Our marriage is about respect and trust. One of the reasons why I first fell in love with this man was because I had so much respect for him. He had been through a difficult time, showing remarkably little bitterness, and took on the enormous responsibility of being a single parent. I listened to his anger, and his pain, and most of all his courage and strength. How could I not fall in love?

Our marriage is also about sharing, and compromise, and laughter. Believe what you will, but I am not a big computer nut. I take the approach of "does it do what I want ...then fine." But as I watch my husband's face, when he sits down to "play," I take great delight in his expression ... that of a 5-year-old boy who has been handed the keys to an amusement park and told "have at it, it's all yours." So I gladly, and laughingly, relinquish the computer to him in the evenings.
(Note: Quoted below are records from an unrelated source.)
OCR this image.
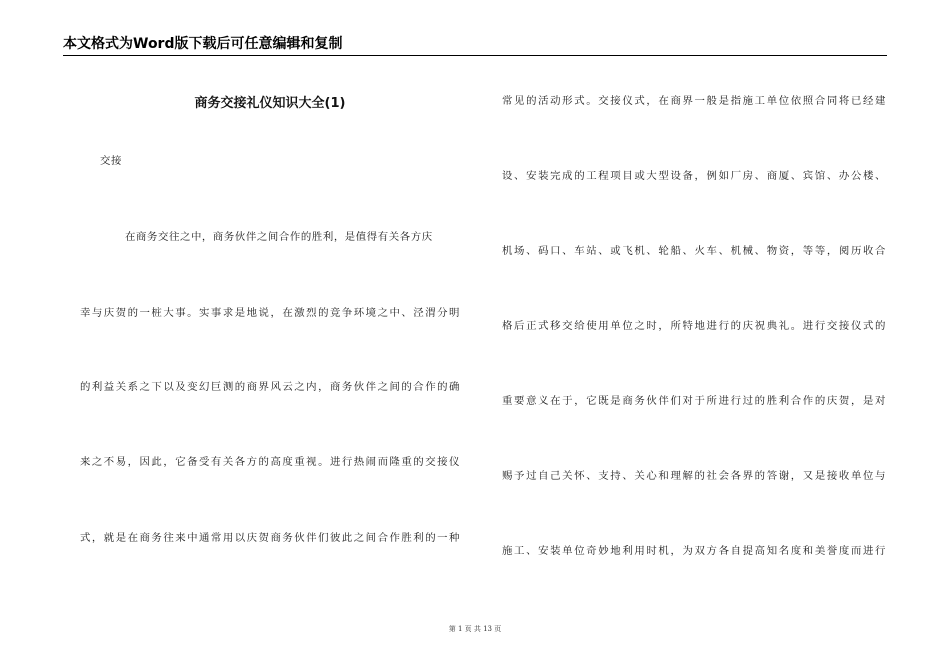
本文格式为Word版下载后可任意编辑和复制
商务交接礼仪知识大全(1)
交接
在商务交往之中，商务伙伴之间合作的胜利，是值得有关各方庆
幸与庆贺的一桩大事。实事求是地说，在激烈的竞争环境之中、泾渭分明
的利益关系之下以及变幻巨测的商界风云之内，商务伙伴之间的合作的确
来之不易，因此，它备受有关各方的高度重视。进行热闹而隆重的交接仪
式，就是在商务往来中通常用以庆贺商务伙伴们彼此之间合作胜利的一种
常见的活动形式。交接仪式，在商界一般是指施工单位依照合同将已经建
设、安装完成的工程项目或大型设备，例如厂房、商厦、宾馆、办公楼、
机场、码口、车站、或飞机、轮船、火车、机械、物资，等等，阅历收合
格后正式移交给使用单位之时，所特地进行的庆祝典礼。进行交接仪式的
重要意义在于，它既是商务伙伴们对于所进行过的胜利合作的庆贺，是对
赐予过自己关怀、支持、关心和理解的社会各界的答谢，又是接收单位与
施工、安装单位奇妙地利用时机，为双方各自提高知名度和美誉度而进行
第 1 页 共 13 页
So what does all of this have to do with a handfasting? Because this love is what I want to share, with our families and our friends. And that is what is important. Not the flowers, not the robes, not the grand feast ... no, what is important is the joy and laughter that we will create, and the memories that will live long after the flowers have faded, the food has been consumed, and the robes have been through the washer a hundred times.

So, we will join with family and friends soon, in a celebration complete with a discount-store wedding cake, in-season flowers that are cheap and available, barbecue and paper tablecloths. We will laugh together, and cry together, and share moments that are precious beyond gold. And I will attempt, in our vows, to express just a little of the love that my husband - my beloved Oakdancer - has brought into my life.

Who knows, we might even have an altar full of purple clover.